Хочет он или не хочет?

Когда из космоса первый спутник победно сыпал на землю свои «бип-бип-бип», Андрею казалось, что полет человека в околоземное пространство — дело будущих поколений.

Когда Землю облетел Гагарин, Андрей думал о космонавтах, как о людях совершенно особенных, и даже в мыслях не допускал, что он может быть в их числе. У него была ясная цель — стать военным летчиком. В те дни он уже был курсантом летного училища. У него была еще и мечта — стать таким же умелым летчиком, как Виктор Антонович Гай. Эта мечта родилась, как он сам шутил, раньше его, потому что с той минуты, как он себя помнил, он хотел летать.

Перед самым выпуском из училища курсантам сообщили, что их командир эскадрильи не будет на выпускных экзаменах, его перевели на другую работу. Докатился слух — в отряд космонавтов. Андрей дружил с комэском, знал его близко, и вот тогда он впервые понял, что космонавты не боги, что они просто здоровые и хорошо подготовленные люди. И тогда он неожиданно поверил, что тоже станет космонавтом.

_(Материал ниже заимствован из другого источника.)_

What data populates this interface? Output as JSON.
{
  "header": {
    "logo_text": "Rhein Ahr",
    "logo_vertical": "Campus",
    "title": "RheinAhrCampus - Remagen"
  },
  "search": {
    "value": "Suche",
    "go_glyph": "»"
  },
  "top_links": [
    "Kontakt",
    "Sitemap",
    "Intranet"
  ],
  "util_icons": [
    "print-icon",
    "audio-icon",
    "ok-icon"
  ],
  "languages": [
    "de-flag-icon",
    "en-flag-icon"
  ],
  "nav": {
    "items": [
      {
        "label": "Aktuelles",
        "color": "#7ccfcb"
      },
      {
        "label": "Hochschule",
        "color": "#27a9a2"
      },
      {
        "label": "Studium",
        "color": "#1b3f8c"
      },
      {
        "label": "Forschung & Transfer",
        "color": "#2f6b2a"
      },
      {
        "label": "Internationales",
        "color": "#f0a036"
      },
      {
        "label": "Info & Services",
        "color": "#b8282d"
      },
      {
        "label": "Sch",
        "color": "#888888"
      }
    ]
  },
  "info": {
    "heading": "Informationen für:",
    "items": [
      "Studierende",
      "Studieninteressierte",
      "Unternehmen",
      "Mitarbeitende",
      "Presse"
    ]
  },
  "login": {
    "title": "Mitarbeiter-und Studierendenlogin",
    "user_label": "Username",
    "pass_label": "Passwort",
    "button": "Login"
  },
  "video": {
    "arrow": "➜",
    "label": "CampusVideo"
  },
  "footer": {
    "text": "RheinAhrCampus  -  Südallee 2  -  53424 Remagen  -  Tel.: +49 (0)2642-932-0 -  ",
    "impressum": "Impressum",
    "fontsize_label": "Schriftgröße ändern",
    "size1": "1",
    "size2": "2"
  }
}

И даже сроки установил: через пять-шесть лет, когда овладеет самолетом, как им владел Виктор Антонович Гай.

Он ни с кем не делился своей мечтой, но Виктор Гай видел, как много Андрей читает об изучении космического пространства, с какой самоотверженностью учится летать. Ему не хватало учебного времени, и он еще часами просиживал на тренажере. Он задавал Гаю десятки вопросов, касающихся искусства пилотажа и буквально ловил каждое слово, сказанное в ответ. Андрей часто просил у Гая провозные полеты, а когда они приземлялись, требовал беспощадного анализа техники пилотирования. Гай не раз ловил себя на мысли, что перед ним не Андрей, а сам Федор — такой же деловой характер, такой же быстрый ум. За четыре года летной работы он добился таких результатов, каких достигают лет через семь-восемь. Но ему всегда казалось, что он еще многое не знает, и, если кто-то даже из его сверстников что-то делал лучше, чем он, Андрей не оставлял товарища в покое, пока тот не выкладывал ему «секрет на блюдечке с голубой каемочкой».

Когда еще из училища знакомый летчик написал Виктору Гаю письмо с теплыми словами об Андрее, он тихо радовался, что сумел передать мальчику главное: ответственность за каждый свой поступок. Эту черту он воспитывал не только словами, но и каждым своим поступком, каждым шагом, всей своей жизнью.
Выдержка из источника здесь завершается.